Sérgio Campregher é historiador pela Uniasselvi / Fameblu e fala sobre política e antissemitismo

“TENHO POUCO INTERESSE EM EDUCAÇÃO”
O atirador em Christchurch (Nova Zelândia) Brenton Tarrant não freqüentou a universidade, pois não tinha grande interesse em nada oferecido nas escolas. Alegou que fez algum dinheiro investindo na Bitconnect – um tipo de moeda digital – antes de usar o dinheiro para viajar para o exterior. Os promotores da Bulgária lançaram uma investigação sobre a recente visita de Tarrant ao país. Ele visitou a Bulgária de 9 a 15 de novembro do ano passado, alegando que queria “visitar locais históricos e estudar a história do país dos Bálcãs”, de acordo com o promotor público da Bulgária, Sotir Tsatsarov.

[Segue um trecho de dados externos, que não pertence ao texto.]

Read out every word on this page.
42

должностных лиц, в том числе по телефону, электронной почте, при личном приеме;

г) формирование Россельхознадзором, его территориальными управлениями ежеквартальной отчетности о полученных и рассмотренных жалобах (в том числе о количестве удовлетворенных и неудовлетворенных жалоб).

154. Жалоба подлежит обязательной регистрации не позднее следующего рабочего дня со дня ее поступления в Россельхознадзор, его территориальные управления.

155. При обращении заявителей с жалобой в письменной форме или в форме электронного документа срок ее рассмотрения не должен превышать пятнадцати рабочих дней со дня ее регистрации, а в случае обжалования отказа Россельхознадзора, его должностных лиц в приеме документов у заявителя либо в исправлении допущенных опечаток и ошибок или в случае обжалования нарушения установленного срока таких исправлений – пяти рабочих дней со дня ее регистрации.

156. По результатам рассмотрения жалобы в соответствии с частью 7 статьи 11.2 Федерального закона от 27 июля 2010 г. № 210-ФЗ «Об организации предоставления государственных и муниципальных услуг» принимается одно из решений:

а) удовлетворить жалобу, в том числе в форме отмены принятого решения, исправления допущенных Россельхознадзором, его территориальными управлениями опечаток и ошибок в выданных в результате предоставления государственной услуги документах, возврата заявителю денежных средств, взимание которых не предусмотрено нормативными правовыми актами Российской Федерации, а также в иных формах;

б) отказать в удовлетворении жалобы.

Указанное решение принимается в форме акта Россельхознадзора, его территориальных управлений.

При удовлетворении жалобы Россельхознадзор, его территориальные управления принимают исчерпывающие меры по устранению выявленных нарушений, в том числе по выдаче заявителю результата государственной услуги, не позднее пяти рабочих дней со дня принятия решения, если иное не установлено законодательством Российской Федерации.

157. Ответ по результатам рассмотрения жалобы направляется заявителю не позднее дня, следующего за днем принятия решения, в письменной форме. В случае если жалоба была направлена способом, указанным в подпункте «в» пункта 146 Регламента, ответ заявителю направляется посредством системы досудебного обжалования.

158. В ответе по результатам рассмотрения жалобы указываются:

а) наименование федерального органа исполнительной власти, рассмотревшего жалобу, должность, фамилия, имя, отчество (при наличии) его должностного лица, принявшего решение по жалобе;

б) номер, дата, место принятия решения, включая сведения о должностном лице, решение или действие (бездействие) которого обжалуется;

“Algo aconteceu durante suas viagens”: o garoto que “se transformou em um assassino em massa que odeia muçulmanos e assassinou 49 na Nova Zelândia” depois que seu pai morreu de câncer e deixou a Austrália para viajar pelo mundo, incluindo a Coréia do Norte e o Paquistão.

Obcecado com ataques terroristas que aconteceram na Europa entre 2016 e 2017, Brenton Tarrant publicou um manifesto repleto de ideologia neonazista e ódio pelo povo muçulmano.